Unisce quattordici racconti che Stefanutti ha raccolto e registrato tra gli anni Ottanta e Novanta, facendo parlare testimoni e sopravvissuti. Le testimonianze, rese in lingua friulana, vengono ora proposte in italiano con un difficile lavoro di trasposizione per rendere compiutamente la cronaca dei fatti con le sfumature e la drammaticità del ricordo.
È un prezioso contributo a ricomporre il mosaico della ricostruzione storica quello che fornisce Stefanutti. Il quale tuttavia, come altri studiosi prima di lui, ha dovuto arrendersi di fronte a interrogativi che permangono, a domande senza risposte che avvolgono la genesi della strage e la logica che la suggerì.
Perché Avasinis e non un altro paese? Chi dette l’ordine? In quale reparto era inquadrato il gruppo autore del massacro? Gli storici hanno potuto avanzare soltanto ipotesi, tutte plausibili ma nessuna ultimativa.

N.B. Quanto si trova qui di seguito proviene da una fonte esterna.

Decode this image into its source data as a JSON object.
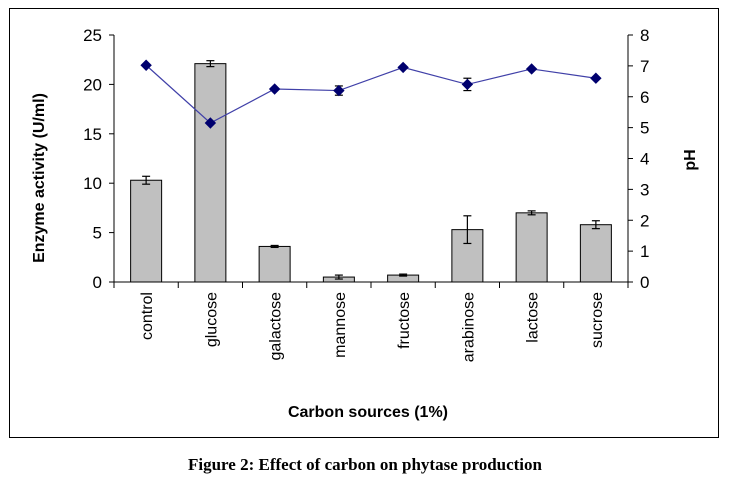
{
  "chart_data": {
    "type": "bar+line",
    "categories": [
      "control",
      "glucose",
      "galactose",
      "mannose",
      "fructose",
      "arabinose",
      "lactose",
      "sucrose"
    ],
    "series": [
      {
        "name": "Enzyme activity",
        "type": "bar",
        "axis": "left",
        "values": [
          10.3,
          22.1,
          3.6,
          0.5,
          0.7,
          5.3,
          7.0,
          5.8
        ],
        "errors": [
          0.4,
          0.3,
          0.1,
          0.2,
          0.1,
          1.4,
          0.2,
          0.4
        ],
        "color": "#c0c0c0"
      },
      {
        "name": "pH",
        "type": "line",
        "axis": "right",
        "values": [
          7.02,
          5.15,
          6.25,
          6.2,
          6.95,
          6.4,
          6.9,
          6.6
        ],
        "errors": [
          0.0,
          0.0,
          0.0,
          0.15,
          0.0,
          0.2,
          0.0,
          0.0
        ],
        "color": "#4040a8",
        "marker_color": "#00006e"
      }
    ],
    "ylabel": "Enzyme activity  (U/ml)",
    "y2label": "pH",
    "xlabel": "Carbon sources  (1%)",
    "ylim": [
      0,
      25
    ],
    "yticks": [
      "0",
      "5",
      "10",
      "15",
      "20",
      "25"
    ],
    "y2lim": [
      0,
      8
    ],
    "y2ticks": [
      "0",
      "1",
      "2",
      "3",
      "4",
      "5",
      "6",
      "7",
      "8"
    ],
    "grid": false,
    "legend": "none"
  },
  "caption": "Figure 2: Effect of carbon on phytase production"
}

Alcuni sostengono che si volle punire Avasinis come rappresaglia per precedenti attacchi partigiani e per il sostegno dato alla Resistenza; oppure ancora che il paese fu scelto per un’azione preventiva e ammonitrice, affidata sul momento ai più spietati e malvagi a disposizione dei comandi: chi avesse attaccato le colonne tedesche in ritirata avrebbe scatenato altrettante ritorsioni senza pietà.
Comunque sia, prima e dopo Avasinis, tanti troppi boia hanno imperversato sui sentieri della storia incarnando il male assoluto. Ne stiamo conoscendo uno proprio in questi tempi: ha il volto da glaciale predatore del satrapo che ha sguinzagliato l’esercito russo in Ucraina.
E sovvengono i versi di una dolente ballata degli anni Sessanta: “Ancora tuona il cannone / ancora non è contenta/ di sangue la belva umana...” . L’inno alla pace di Guccini se l’è portato via il vento, come volano via le invocazioni del Papa e le lacrime di milioni di profughi, come il doloroso stupore del mondo davanti a sé stesso e alla propria impotenza.